Zinédine Zidane vor Rückkehr als Nationaltrainer Frankreichs
Die Spekulationen um die Zukunft der französischen Fußballnationalmannschaft nehmen konkrete Formen an. Übereinstimmenden Medienberichten zufolge soll der legendäre Zinédine Zidane nach der Weltmeisterschaft im Sommer das Amt des Cheftrainers von Didier Deschamps übernehmen. Diese Nachricht sorgt bereits jetzt für erhebliche Aufregung in der Fußballwelt.
Offizielles Geheimnis in Verbandskreisen
Der französische Fußballverband FFF hat zwar noch keine offizielle Bestätigung veröffentlicht, doch in Verbandskreisen gilt die Ernennung Zidanes bereits als offenes Geheimnis. Laut der französischen Sportzeitung L'Équipe soll der ehemalige Real-Madrid-Trainer damit fünf Jahre nach seinem Abschied von den Königlichen endlich wieder an der Seitenlinie stehen.
Diallos verschmitzte Andeutungen
Philippe Diallo, der Präsident des französischen Fußballverbandes, gab bei einer FIFA-Veranstaltung in Paris verschmitzte Andeutungen von sich. Auf die direkte Frage nach Zidane antwortete er: „Ich weiß es nicht, ihr werdet sehen, das Leben hält viele Überraschungen bereit.“ Gleichzeitig bestätigte er, dass die offizielle Bekanntgabe erst nach dem letzten WM-Spiel der Équipe Tricolore erfolgen würde.

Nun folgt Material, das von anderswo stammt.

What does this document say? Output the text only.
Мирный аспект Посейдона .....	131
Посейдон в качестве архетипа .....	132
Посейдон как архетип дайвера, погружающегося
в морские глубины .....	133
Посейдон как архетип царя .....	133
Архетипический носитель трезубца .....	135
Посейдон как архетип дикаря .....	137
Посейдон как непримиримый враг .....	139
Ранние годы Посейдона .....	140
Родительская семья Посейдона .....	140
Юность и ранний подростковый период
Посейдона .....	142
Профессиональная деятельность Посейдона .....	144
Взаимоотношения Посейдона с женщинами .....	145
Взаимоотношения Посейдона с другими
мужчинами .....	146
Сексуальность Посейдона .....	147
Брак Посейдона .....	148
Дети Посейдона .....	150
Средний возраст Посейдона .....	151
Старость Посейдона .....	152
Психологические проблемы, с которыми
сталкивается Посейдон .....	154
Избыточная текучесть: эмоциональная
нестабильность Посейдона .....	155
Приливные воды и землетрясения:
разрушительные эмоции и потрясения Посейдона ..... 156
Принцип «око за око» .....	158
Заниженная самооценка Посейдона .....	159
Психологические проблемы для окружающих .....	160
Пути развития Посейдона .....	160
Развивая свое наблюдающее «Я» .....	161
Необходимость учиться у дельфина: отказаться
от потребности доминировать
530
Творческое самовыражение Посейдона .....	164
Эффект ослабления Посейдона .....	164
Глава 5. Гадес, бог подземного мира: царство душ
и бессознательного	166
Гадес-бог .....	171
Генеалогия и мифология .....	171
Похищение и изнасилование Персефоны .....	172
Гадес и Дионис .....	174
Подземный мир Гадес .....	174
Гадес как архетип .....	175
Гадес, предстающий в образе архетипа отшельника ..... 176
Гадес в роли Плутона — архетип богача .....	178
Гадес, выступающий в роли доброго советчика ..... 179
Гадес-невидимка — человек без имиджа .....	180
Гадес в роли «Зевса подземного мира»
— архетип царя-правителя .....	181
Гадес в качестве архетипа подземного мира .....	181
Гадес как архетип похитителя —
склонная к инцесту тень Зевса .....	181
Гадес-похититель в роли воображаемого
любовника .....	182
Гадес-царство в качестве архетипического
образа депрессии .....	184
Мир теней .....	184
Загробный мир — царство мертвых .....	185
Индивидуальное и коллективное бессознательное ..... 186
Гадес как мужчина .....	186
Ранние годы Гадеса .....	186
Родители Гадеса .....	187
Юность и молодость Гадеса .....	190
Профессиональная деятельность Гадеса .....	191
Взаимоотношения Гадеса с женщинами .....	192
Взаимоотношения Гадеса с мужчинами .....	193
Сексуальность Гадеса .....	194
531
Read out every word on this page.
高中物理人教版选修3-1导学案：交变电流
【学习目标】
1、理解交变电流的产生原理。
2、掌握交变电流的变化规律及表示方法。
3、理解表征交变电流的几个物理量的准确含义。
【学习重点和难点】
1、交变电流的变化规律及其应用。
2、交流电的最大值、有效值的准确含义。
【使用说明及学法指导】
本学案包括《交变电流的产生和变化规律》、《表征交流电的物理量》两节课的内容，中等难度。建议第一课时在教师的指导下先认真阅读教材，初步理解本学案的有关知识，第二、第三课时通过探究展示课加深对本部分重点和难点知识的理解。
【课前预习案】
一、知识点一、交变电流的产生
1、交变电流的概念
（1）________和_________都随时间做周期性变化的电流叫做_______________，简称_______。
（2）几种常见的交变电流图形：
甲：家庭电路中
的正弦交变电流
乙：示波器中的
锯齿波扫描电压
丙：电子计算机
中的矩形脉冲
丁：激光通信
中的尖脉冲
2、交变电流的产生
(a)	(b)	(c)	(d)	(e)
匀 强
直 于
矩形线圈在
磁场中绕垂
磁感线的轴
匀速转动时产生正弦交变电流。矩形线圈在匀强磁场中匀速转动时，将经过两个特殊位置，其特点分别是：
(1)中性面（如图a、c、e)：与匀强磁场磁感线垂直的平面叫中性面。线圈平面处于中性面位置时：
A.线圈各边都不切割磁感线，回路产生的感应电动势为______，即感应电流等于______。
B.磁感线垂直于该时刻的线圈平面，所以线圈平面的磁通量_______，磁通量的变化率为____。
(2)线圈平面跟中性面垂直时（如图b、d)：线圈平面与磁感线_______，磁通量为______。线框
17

Diallo lud die Journalisten ein, sich nach der Weltmeisterschaft erneut bei ihm zu melden, was als klarer Hinweis auf einen Trainerwechsel nach dem Turnier gewertet wird. Der Verbandspräsident hatte zuvor die hohen Anforderungen an den künftigen Nationaltrainer betont: „Die französische Nationalmannschaft ist eine der besten der Welt, und nicht jeder kann sie leiten.“
Zidanes langgehegter Wunsch
Bereits im vergangenen Oktober hatte Zidane sein Interesse an der Position öffentlich bekundet. Damals erklärte er: „Mein Wunsch ist es, eines Tages Cheftrainer der französischen Nationalmannschaft zu werden.“ Dieser Traum scheint nun in greifbare Nähe zu rücken.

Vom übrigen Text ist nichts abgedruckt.